Republic v. Democracy Redress
In the 1980s a number of individuals and groups in the state continued to employ the fake legal strategies that were pioneered by Posse Comitatus.
In Oregon City, this included the racist and antisemitic group Republic v. Democracy Redress, publishers of BEHOLD! They held that only white people
could be full U.S. citizens.(28)
The tactics of the newly emerging Sovereign Citizen movement had a more
general following in the state, as well. In just nine months of 1982, 15
to 20 “cases which involved combinations of harassing lawsuits and common
law liens and common law ‘signature’ liens had been filed” in the
state.(29)
Medford Citizens’ Bar Association
Two Hard Right groups, with an intertwined history, ran a politically
based tax scam in Oregon for decades: the Medford Citizen’s Bar
Association (MCBA) and the Christian Patriot Association. The MCBA
published a paper called the CBA Bulletin, which promoted fake legal,
racist, and antisemitic writings.(30) The group also ran a warehouse
bank—an illegal private service which provided checking services to
members while hiding its paperwork from the IRS, thereby enabling tax
evasion. (Opposition to the federal income tax has long been a popular
issue on the Hard Right, and the right-wing tax protest movement was one
of the currents that fed into Posse Comitatus.) The bank was raided by the government in 1985. Several members were convicted in 1990, although one,
Art Hollowell, fled.(31) (He was caught and sentenced in 1996; in 2010 he reappeared in Patriot circles.)(32)
By 1994 the MCBA’s periodical had changed its name to The American’s
Bulletin, and was run by Robert Kelly.(33) Two years later, the group
itself was reported to be defunct, although the periodical continued under Kelly’s editorship.(34) The American’s Bulletin defended the militia
movement, and in the late 1990s was a leading promoter of the “redemption movement”—a Sovereign Citizen financial scheme to defraud banks.(35) The American’s Bulletin is still published today out of Central Point, Oregon,
just outside of Medford, and in early 2016 ran Sovereign Citizen articles defending the Hammond family in Burns.(36)
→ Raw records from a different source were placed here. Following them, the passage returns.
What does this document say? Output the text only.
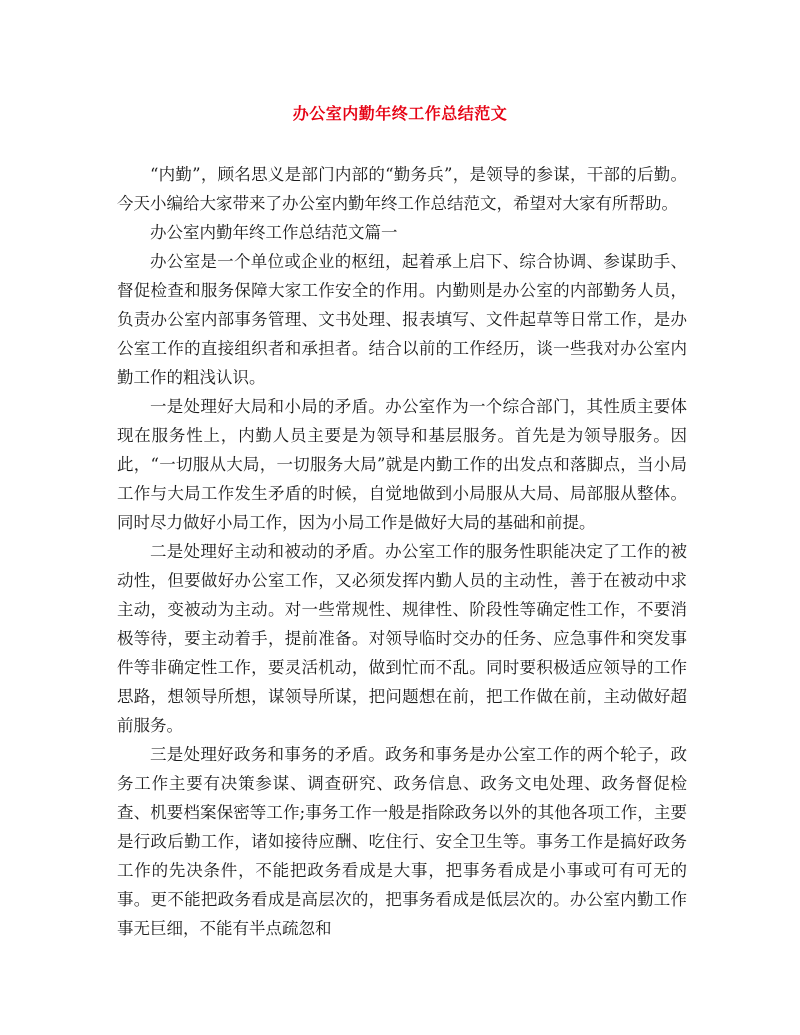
办公室内勤年终工作总结范文

“内勤”，顾名思义是部门内部的“勤务兵”，是领导的参谋，干部的后勤。今天小编给大家带来了办公室内勤年终工作总结范文，希望对大家有所帮助。

办公室内勤年终工作总结范文篇一

办公室是一个单位或企业的枢纽，起着承上启下、综合协调、参谋助手、督促检查和服务保障大家工作安全的作用。内勤则是办公室的内部勤务人员，负责办公室内部事务管理、文书处理、报表填写、文件起草等日常工作，是办公室工作的直接组织者和承担者。结合以前的工作经历，谈一些我对办公室内勤工作的粗浅认识。

一是处理好大局和小局的矛盾。办公室作为一个综合部门，其性质主要体现在服务性上，内勤人员主要是为领导和基层服务。首先是为领导服务。因此，“一切服从大局，一切服务大局”就是内勤工作的出发点和落脚点，当小局工作与大局工作发生矛盾的时候，自觉地做到小局服从大局、局部服从整体。同时尽力做好小局工作，因为小局工作是做好大局的基础和前提。

二是处理好主动和被动的矛盾。办公室工作的服务性职能决定了工作的被动性，但要做好办公室工作，又必须发挥内勤人员的主动性，善于在被动中求主动，变被动为主动。对一些常规性、规律性、阶段性等确定性工作，不要消极等待，要主动着手，提前准备。对领导临时交办的任务、应急事件和突发事件等非确定性工作，要灵活机动，做到忙而不乱。同时要积极适应领导的工作思路，想领导所想，谋领导所谋，把问题想在前，把工作做在前，主动做好超前服务。

三是处理好政务和事务的矛盾。政务和事务是办公室工作的两个轮子，政务工作主要有决策参谋、调查研究、政务信息、政务文电处理、政务督促检查、机要档案保密等工作;事务工作一般是指除政务以外的其他各项工作，主要是行政后勤工作，诸如接待应酬、吃住行、安全卫生等。事务工作是搞好政务工作的先决条件，不能把政务看成是大事，把事务看成是小事或可有可无的事。更不能把政务看成是高层次的，把事务看成是低层次的。办公室内勤工作事无巨细，不能有半点疏忽和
Christian Patriot Association
The 1985 IRS raid of the MCBA did not stop the illegal banking activities, which were handed over to the Christian Patriot Association, run by
Richard Flowers, the following year.(37) The Christian Patriot Association published a periodical (The Patriot Review) and books, as well as
distributing other titles. They distributed fake legal works, as well as racist, antisemitic, and Christian Identity texts, and weapons
manuals.(38) In 1996, it was raided by authorities, and in 2000 a number
of members were arrested. In 2002 they were convicted, and after a lengthy appeals process, the main sentences were handed down in 2005. The
Department of Justice claimed that between 1986 and 2000, the Christian
Patriot Association had “provided anonymous banking for 900 members
nationwide and handled deposits totaling over $186 million.”(39)
In addition, many people connected to the MCBA and Christian Patriot Association made headlines for violent criminal activity. Maynard
Campbell, from Ashland, advertised his how-to guides for making biological weapons like ricin in the CBA Bulletin. In 1992 he was arrested after a standoff with police, and was murdered in prison in 1997.(40)
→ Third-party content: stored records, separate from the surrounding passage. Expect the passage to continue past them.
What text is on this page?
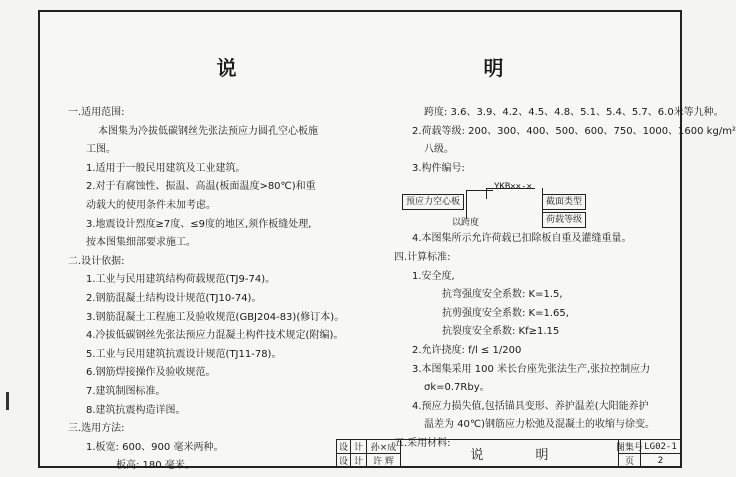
说 明
一.适用范围:
本图集为冷拔低碳钢丝先张法预应力圆孔空心板施
工图。
1.适用于一般民用建筑及工业建筑。
2.对于有腐蚀性、振温、高温(板面温度>80℃)和重
动载大的使用条件未加考虑。
3.地震设计烈度≥7度、≤9度的地区,须作板缝处理,
按本图集细部要求施工。
二.设计依据:
1.工业与民用建筑结构荷载规范(TJ9-74)。
2.钢筋混凝土结构设计规范(TJ10-74)。
3.钢筋混凝土工程施工及验收规范(GBJ204-83)(修订本)。
4.冷拔低碳钢丝先张法预应力混凝土构件技术规定(附编)。
5.工业与民用建筑抗震设计规范(TJ11-78)。
6.钢筋焊接操作及验收规范。
7.建筑制图标准。
8.建筑抗震构造详图。
三.选用方法:
1.板宽: 600、900 毫米两种。
板高: 180 毫米。
跨度: 3.6、3.9、4.2、4.5、4.8、5.1、5.4、5.7、6.0米等九种。
2.荷载等级: 200、300、400、500、600、750、1000、1600 kg/m²
八级。
3.构件编号:
YKB××-×
预应力空心板
以跨度
截面类型
荷载等级
4.本图集所示允许荷载已扣除板自重及灌缝重量。
四.计算标准:
1.安全度,
抗弯强度安全系数: K=1.5,
抗剪强度安全系数: K=1.65,
抗裂度安全系数: Kf≥1.15
2.允许挠度: f/l ≤ 1/200
3.本图集采用 100 米长台座先张法生产,张拉控制应力
σk=0.7Rby。
4.预应力损失值,包括锚具变形、养护温差(大阳能养护
温差为 40℃)钢筋应力松弛及混凝土的收缩与徐变。
五.采用材料:
设 计 孙×成
设 计	许 辉	说 明	图集号 LG02-1
页	2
In 1996, during the Justus Township standoff, two armed men—Mike Bartee
and Tad Silveira—tried to reinforce the compound with food and ammunition;
they said they had The American’s Bulletin press credentials. Bartee also identified himself as associated with the Embassy of Heaven church.(41) In 1997, this church—which was also utilizing these fake legal strategies—was foreclosed on in Sublimity, Oregon. Scott Roeder, who murdered abortion provider George Tiller in 2009, had previously received instruction from
the church, although he did not receive “citizenship”—which the church
granted its followers—from them. (The church, which today is in Stayton, Oregon, opposes violence.)(42)
In 1997 in Damascus, Oregon, a bomb was set off at a pornographic video
store as a diversionary tactic before a bank robbery. In 2002, two
men—Fritz Springmeier and Forrest E. Bateman, Jr.—were arrested in
connection to this. They had met at a meeting of the Christian Patriot Association, and both were also connected to the violent anti-abortion
group Army of God.(43) Springmeier was the author of several conspiracy
theory books, and after his release spoke in Sellwood (just outside of Portland), hosted by the 9/11 Truth Alliance, in both 2011 and 2012.(44) Despite their obsession with fabricated paperwork and secret banks, the Christian Patriot movement didn’t ignore land use issues. A 1990 report by Portland’s Coalition for Human Dignity quotes a Christian Patriot movement activist as saying, “Oregon is 50% controlled by the Federal Government—by those who control the Federal Government—because 50% of the land is
natural forest. So this state is dominated by a foreign power… [look at]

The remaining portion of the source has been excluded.